Personal information
- Born: 9 August 1874 Noisy-le-Sec, France
- Died: 20 January 1940 (aged 65) Maisons-Laffitte, France

Sport
- Sport: Athletics
- Events: 800 m – marathon, shooting
- Club: Racing Club de France, Paris

Achievements and titles
- Personal bests: 1500 m – 4:07.0 (1895) 5000 m – 15:47.8 (1895) 10000 m – 35:45.5 (1895)

Medal record
Representing France
Olympic Games
| Bronze medal – third place | 1896 Athens | 1500 metres |

= Albin Lermusiaux =

French athlete

Albin Georges Lermusiaux (9 August 1874 – 20 January 1940) was a French athlete and sport shooter who competed at the 1896 Summer Olympics in Athens.

==Career==
In total Lermusiaux competed in four different events at the 1896 Summer Olympics, he won his preliminary heat of the 800 metres with a time of 2:16.6, he withdrew from the final which was to take place three days later but decided to save himself for the marathon which was taking place a day after the 800 metres final.
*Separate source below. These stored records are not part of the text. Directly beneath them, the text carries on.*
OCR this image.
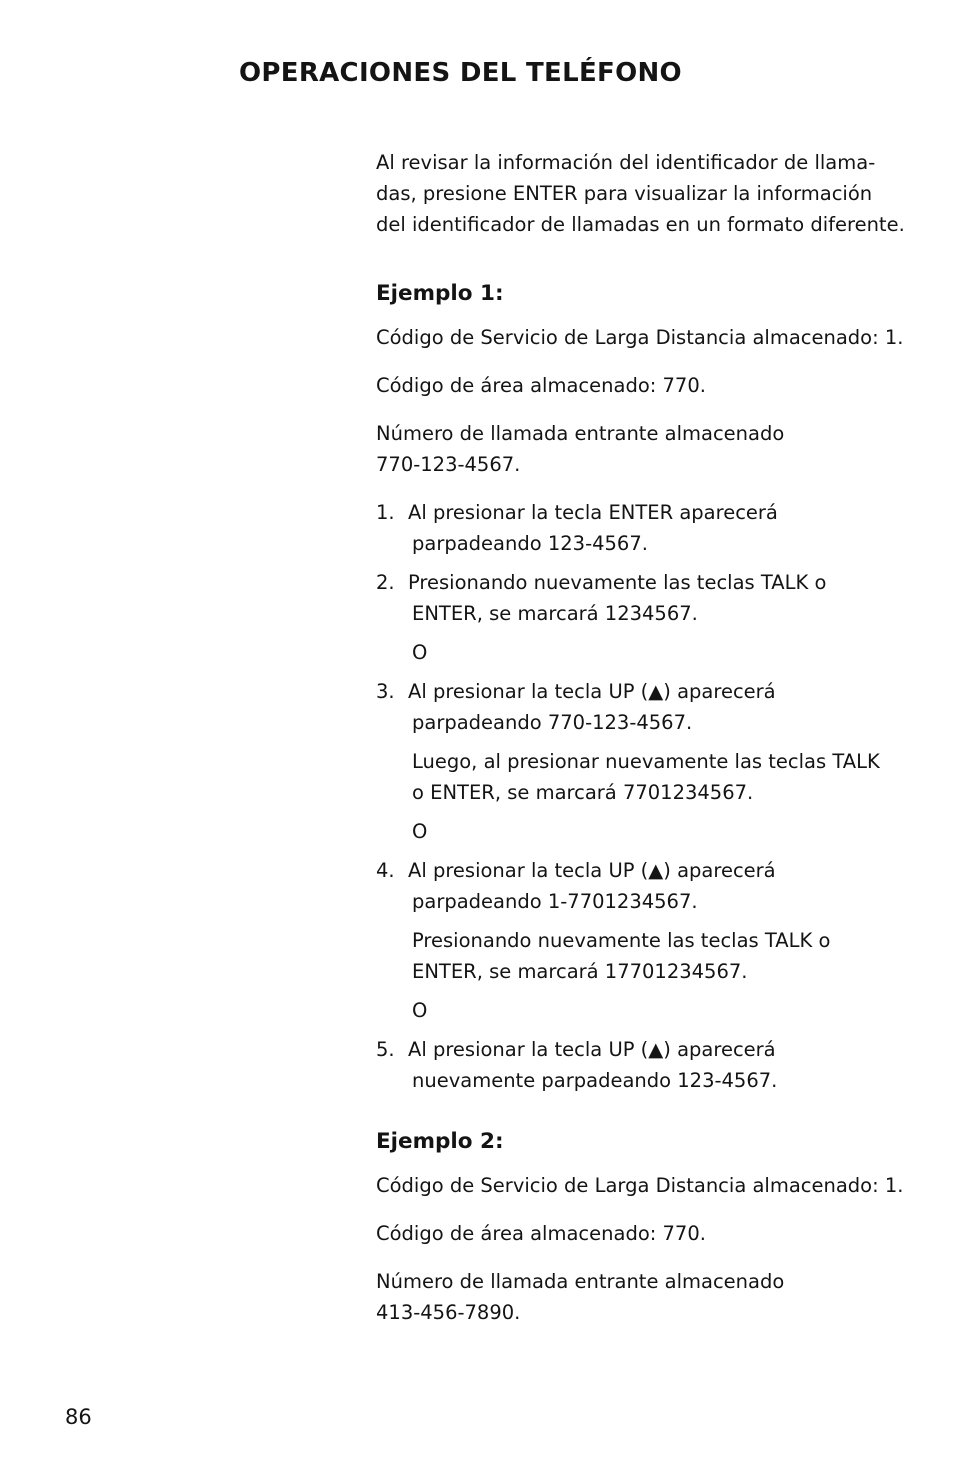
OPERACIONES DEL TELÉFONO
Al revisar la información del identificador de llama-
das, presione ENTER para visualizar la información
del identificador de llamadas en un formato diferente.
Ejemplo 1:
Código de Servicio de Larga Distancia almacenado: 1.
Código de área almacenado: 770.
Número de llamada entrante almacenado
770-123-4567.
1. Al presionar la tecla ENTER aparecerá
parpadeando 123-4567.
2. Presionando nuevamente las teclas TALK o
ENTER, se marcará 1234567.
O
3. Al presionar la tecla UP (▲) aparecerá
parpadeando 770-123-4567.
Luego, al presionar nuevamente las teclas TALK
o ENTER, se marcará 7701234567.
O
4. Al presionar la tecla UP (▲) aparecerá
parpadeando 1-7701234567.
Presionando nuevamente las teclas TALK o
ENTER, se marcará 17701234567.
O
5. Al presionar la tecla UP (▲) aparecerá
nuevamente parpadeando 123-4567.
Ejemplo 2:
Código de Servicio de Larga Distancia almacenado: 1.
Código de área almacenado: 770.
Número de llamada entrante almacenado
413-456-7890.
86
In the 1500 metres event, which was conducted in a single race, Lermusiaux led from the start, but in the final straight was passed by Edwin Flack and Arthur Blake, and finished third.

On 10 April, Lermusiaux along with another 16 runners competed in the marathon, up to the 20 km mark the Frenchman was leading the race, but with the poor roads, heat and uphill grade runners started to drop out, Lermusiaux staggered to a stop and received an alcohol rub by an attendant, when he tried to resume he knew he would not finish so withdrew at the 32 km mark.

Lermusiaux also competed in the military rifle shooting event, Lermusiaux's place and score are unknown, but it is known he was not among the top 13 in the 42-man competitions.

Domestically Lermusiaux was affiliated with Racing Club de France and won the French championships in cross country (1895) and 1500 m (1896) and set national records, which were at the time also European records over 1500 m (in 1895 at 4:18.4 and in 1896 at 4:10.4), 1 mile (in 1895 at 4:37.4), and 3000 m (in 1895 at 9:22.4).